The Man Who Knew Too Much (1934) / Thriller-Mystery

MPAA rated: Not rated, but probably PG for some violence
Length: 75 min.

Cast: Leslie Banks, Edna Best, Peter Lorre, Frank Vosper, Hugh Wakefield
Director: Alfred Hitchcock
Screenplay: Charles Bennett, D.B. Wyndham-Lewis
Review published December 12, 2007

The Man Who Knew Too Much 1934Leslie Banks (Jamaica Inn, Henry V) and Edna Best (The Ghost and Mrs. Muir, Intermezzo) play a happily married couple who go on vacation in Switzerland when a colleague of theirs is assassinated. They receive some top secret information regarding the proposed assassination of a bigwig in London, and the bad guys kidnap their daughter in an effort to keep the couple from spilling the beans of their proposed plans.

Although director Alfred Hitchcock (The 39 Steps, The Lady Vanishes) utilizes reoccurring themes and plots which run through many movies throughout his career, The Man Who Knew Too Much was the only film that he later remade, so obvious reviews of the film will compare which is the best of the two.
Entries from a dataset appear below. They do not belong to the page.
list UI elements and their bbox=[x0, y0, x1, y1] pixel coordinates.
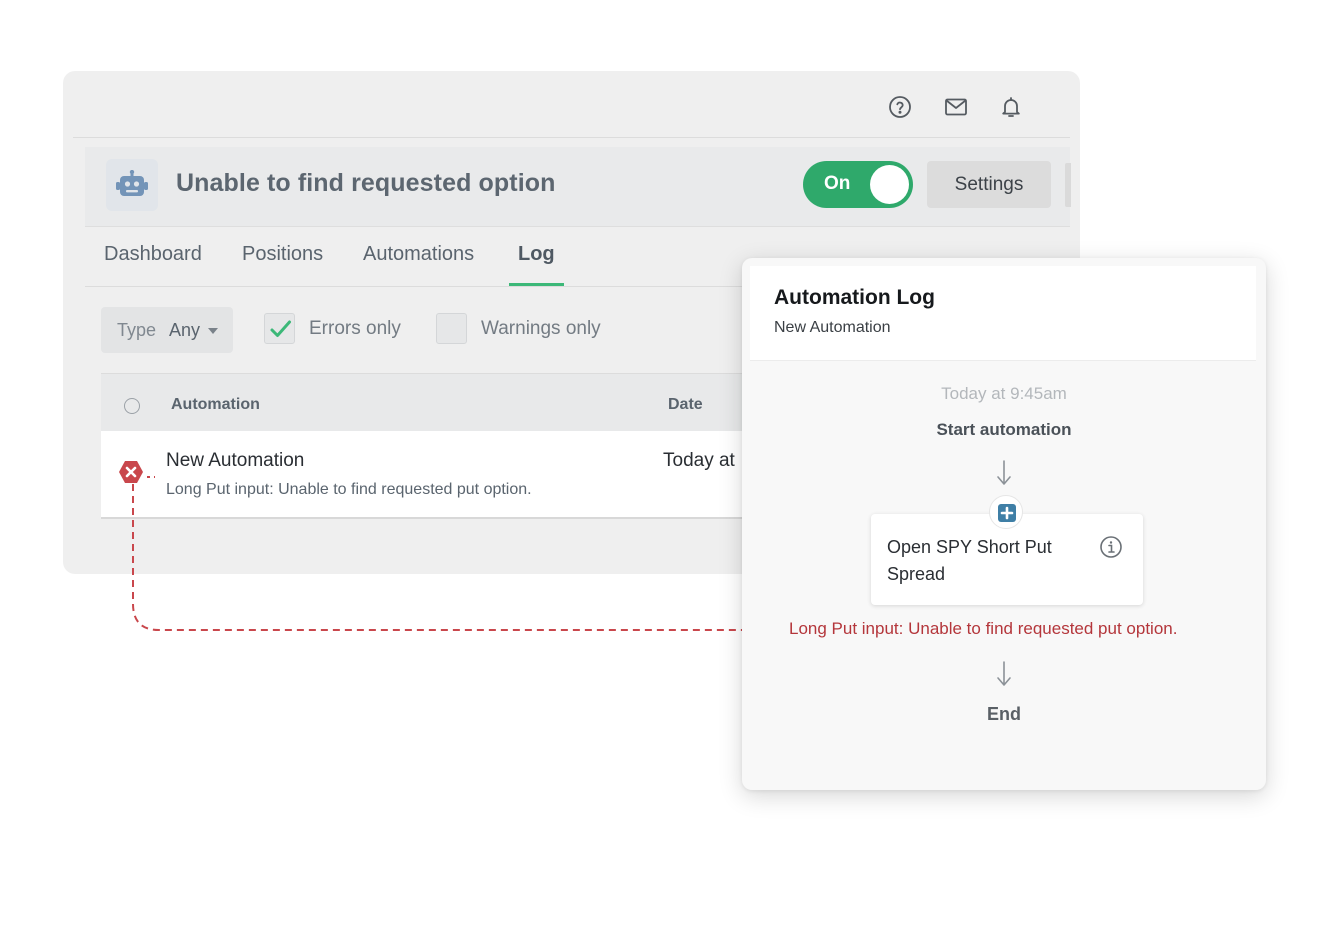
errors-only-checkbox[interactable] bbox=[264, 313, 295, 344]
card-subtitle: New Automation bbox=[774, 319, 891, 336]
type-filter-dropdown[interactable]: Type Any bbox=[101, 307, 233, 353]
tab-automations[interactable]: Automations bbox=[363, 243, 474, 266]
flow-start-label: Start automation bbox=[936, 420, 1072, 439]
column-header-automation[interactable]: Automation bbox=[171, 396, 260, 414]
row-automation-name: New Automation bbox=[166, 450, 305, 471]
step-label: Open SPY Short Put Spread bbox=[887, 537, 1052, 584]
card-header: Automation Log New Automation bbox=[750, 266, 1256, 361]
mail-icon[interactable] bbox=[944, 95, 968, 119]
robot-icon bbox=[106, 159, 158, 211]
flow-error-message: Long Put input: Unable to find requested… bbox=[789, 619, 1178, 638]
partial-button[interactable] bbox=[1065, 163, 1071, 207]
tab-positions[interactable]: Positions bbox=[242, 243, 323, 266]
checkmark-icon bbox=[270, 320, 291, 337]
type-filter-label: Type bbox=[117, 320, 157, 340]
tab-log[interactable]: Log bbox=[518, 243, 555, 266]
on-off-toggle[interactable]: On bbox=[803, 161, 913, 208]
plus-icon bbox=[998, 504, 1016, 522]
arrow-down-icon bbox=[997, 460, 1011, 485]
table-row[interactable]: New Automation Long Put input: Unable to… bbox=[101, 431, 801, 519]
tab-dashboard[interactable]: Dashboard bbox=[104, 243, 202, 266]
chevron-down-icon bbox=[208, 328, 218, 334]
arrow-down-icon bbox=[997, 661, 1011, 686]
error-icon bbox=[119, 461, 143, 483]
card-title: Automation Log bbox=[774, 286, 935, 309]
column-header-date[interactable]: Date bbox=[668, 396, 703, 414]
log-table: Automation Date New Automation Long Put … bbox=[101, 373, 801, 519]
header-divider bbox=[85, 226, 1070, 227]
row-error-message: Long Put input: Unable to find requested… bbox=[166, 481, 532, 498]
warnings-only-label[interactable]: Warnings only bbox=[481, 318, 601, 340]
automation-log-card: Automation Log New Automation Today at 9… bbox=[742, 258, 1266, 790]
type-filter-value: Any bbox=[169, 320, 201, 340]
step-plus-badge bbox=[989, 495, 1023, 529]
errors-only-label[interactable]: Errors only bbox=[309, 318, 401, 340]
top-bar bbox=[63, 71, 1080, 137]
info-icon[interactable] bbox=[1099, 535, 1123, 559]
help-circle-icon[interactable] bbox=[888, 95, 912, 119]
warnings-only-checkbox[interactable] bbox=[436, 313, 467, 344]
table-header: Automation Date bbox=[101, 373, 801, 432]
settings-button[interactable]: Settings bbox=[927, 161, 1051, 208]
flow-end-label: End bbox=[987, 704, 1021, 724]
topbar-divider bbox=[73, 137, 1070, 138]
page-title: Unable to find requested option bbox=[176, 169, 556, 197]
toggle-knob bbox=[870, 165, 909, 204]
bell-icon[interactable] bbox=[999, 95, 1023, 119]
flow-timestamp: Today at 9:45am bbox=[941, 384, 1067, 403]
row-date: Today at bbox=[663, 450, 735, 471]
toggle-label: On bbox=[824, 173, 851, 194]
select-all-radio[interactable] bbox=[124, 398, 140, 414]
In my opinion, they both are entertaining in their own distinct way, too different in both tone and style to really compare fully. This older version does have some of Hitch's early whimsical humor, and a very exciting climax. It takes a while to get going, but it's impressively mounted and enjoyable enough in its own quaint way. Light, fun stuff from the Master.